The country’s design industry, which includes makers of high quality tables, chairs, lamps and sofas, makes up about 2.6 percent of Italy’s gross domestic product. Highly export-oriented, it contributes to Italy’s international reputation for innovative style.
But making copies of famous designer chairs or lamps, has also become big business. Altagamma, an association of Italian designers, estimates some 1.7 billion euros ($2.32 billion) of such copies were sold last year in Italy, up sharply from 1.2 billion in 2010.
There are no official European-wide numbers for sales of designer furniture copies, according to the European Commission.
But European officials said police have documented a rise in unauthorised copies of furniture and other home accessory designs across the region.
Indicam, or Istituto di Centromarca, an association of high-end producers has tried to take on the copiers. Members include maker of designer gadgets Alessi and kitchen designer Boffi as well as lamp-maker Flos and luxury sofa maker Poltrona Frau.
Claudio Bergonzi, Indicam secretary general, said small manufacturers in the Tuscany and Veneto regions were churning out copies, with the proliferation of sales via the Internet making them easier to market.
Italy could have cracked down years ago on the copiers via a 2001 European Union law that gives the design, prototypes and patents for furniture and home accessories the same copyright protection as other artistic works.
But the government delayed introducing the legislation because industry lobbies from furniture makers in Tuscany, for example, put pressure on it to postpone the EU law, Armando Branchini from Altagamma said.
The firms which make the reproductions say good design should be available to everyone.
Sandra Rossi is chief executive at Matrix, a company based in Poggibonsi, near Siena, which makes versions of branded furniture, such as tables based on designs of Swiss-French architect and designer Le Corbusier or architect Ludwig Mies van der Rohe.
Matrix is part of Consorzio Origini, a consortium of 500 furniture companies that make products similar to those sold by more famous designer brands.
Rossi says 60 percent of her revenue comes from furniture that she calls “re-editions,” of more famous branded furniture. She is worried that her business might be targeted as a result of the new law, but she says her products are not exact copies.
“We don’t copy, we make new editions,” Rossi said. She wants Italy to focus instead on ensuring the quality of products.
Some of the Italian design industry associations - FederlegnoArredo, ADI and Indicam - took legal action against the Italian state for its 13-year postponement of the EU legislation. As a result, the Commission began its own investigation into the situation last October. Italy then adopted the law in April.
Several high-end furniture companies also tried over the years to take legal action against what they claimed were copies of their goods.
In January, a Milan judge convicted a well-known Milan store High Tech for selling reproductions of Le Corbusier chairs as well as Cassina brand sofas made by Poltrona Frau.
High Tech’s lawyer Marco Mergati said in response to Reuters’ request for comment on the case that the store was selling copies in the spirit of Le Corbusier’s philosophy of “making products that are beautiful and functional available to consumers at reasonable prices.”

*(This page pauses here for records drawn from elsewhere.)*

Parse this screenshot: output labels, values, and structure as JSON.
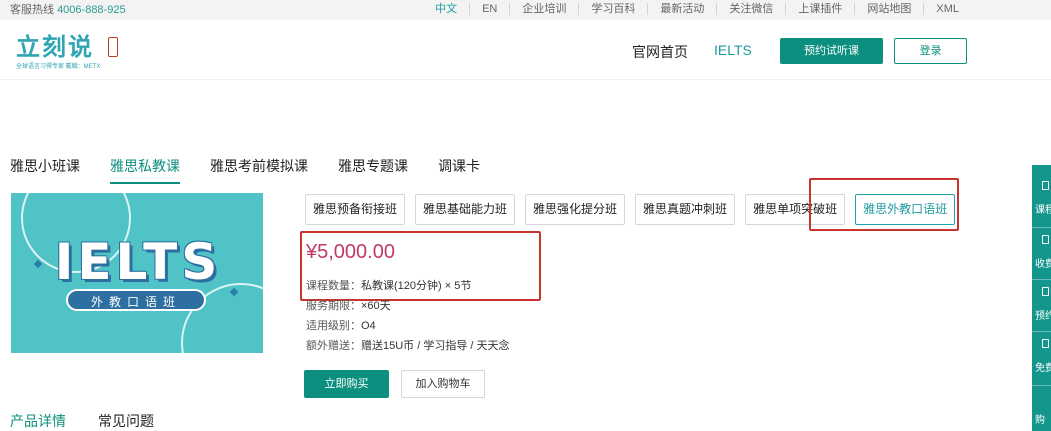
{
  "topbar": {
    "hotline_label": "客服热线",
    "hotline_number": "4006-888-925",
    "links": [
      "中文",
      "EN",
      "企业培训",
      "学习百科",
      "最新活动",
      "关注微信",
      "上课插件",
      "网站地图",
      "XML"
    ]
  },
  "header": {
    "logo_text": "立刻说",
    "logo_sub": "全球语言习得专家  戴翰：METX",
    "nav_home": "官网首页",
    "nav_ielts": "IELTS",
    "trial_button": "预约试听课",
    "login_button": "登录"
  },
  "course_tabs": [
    {
      "label": "雅思小班课"
    },
    {
      "label": "雅思私教课"
    },
    {
      "label": "雅思考前模拟课"
    },
    {
      "label": "雅思专题课"
    },
    {
      "label": "调课卡"
    }
  ],
  "banner": {
    "title": "IELTS",
    "subtitle": "外教口语班"
  },
  "subcourses": [
    {
      "label": "雅思预备衔接班"
    },
    {
      "label": "雅思基础能力班"
    },
    {
      "label": "雅思强化提分班"
    },
    {
      "label": "雅思真题冲刺班"
    },
    {
      "label": "雅思单项突破班"
    },
    {
      "label": "雅思外教口语班"
    }
  ],
  "product": {
    "price": "¥5,000.00",
    "course_count_label": "课程数量：",
    "course_count_value": "私教课(120分钟) × 5节",
    "service_label": "服务期限：",
    "service_value": "×60天",
    "level_label": "适用级别：",
    "level_value": "O4",
    "gift_label": "额外赠送：",
    "gift_value": "赠送15U币 / 学习指导 / 天天念"
  },
  "actions": {
    "buy_now": "立即购买",
    "add_cart": "加入购物车"
  },
  "detail_tabs": [
    "产品详情",
    "常见问题"
  ],
  "side_float": [
    "课程",
    "收费",
    "预约",
    "免费",
    "购"
  ],
  "colors": {
    "brand_green": "#0c8f7e",
    "accent_teal": "#1f9aa0",
    "price_color": "#c0396b",
    "highlight_red": "#c9342f"
  }
}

With the introduction of the EU law in Italy, it will be illegal to copy the design of any branded piece of furniture for 70 years after the death of the designer.
“The idea is that a certain work can be considered desirable because of its form and not only because of its function,” said Giovanni Casucci, an intellectual property lawyer and a member of the design unit of the government’s new anti-counterfeit agency, called Consiglio Nazionale Anticontraffazione, or Cnac.
Casucci said in the past many argued that furniture, or mass-produced pieces, could not be considered unique and worthy of copyright protection. But he said under the new law a piece of designer furniture will be subject to copyright in the same way as a work of art even if it is not a one-off.
Luisa Bocchietto, president of the Industrial Design Association, a lobby of designers and researchers, said the law would finally protect an important high-end niche where Italy is flourishing, even though the country’s wider economy is weak.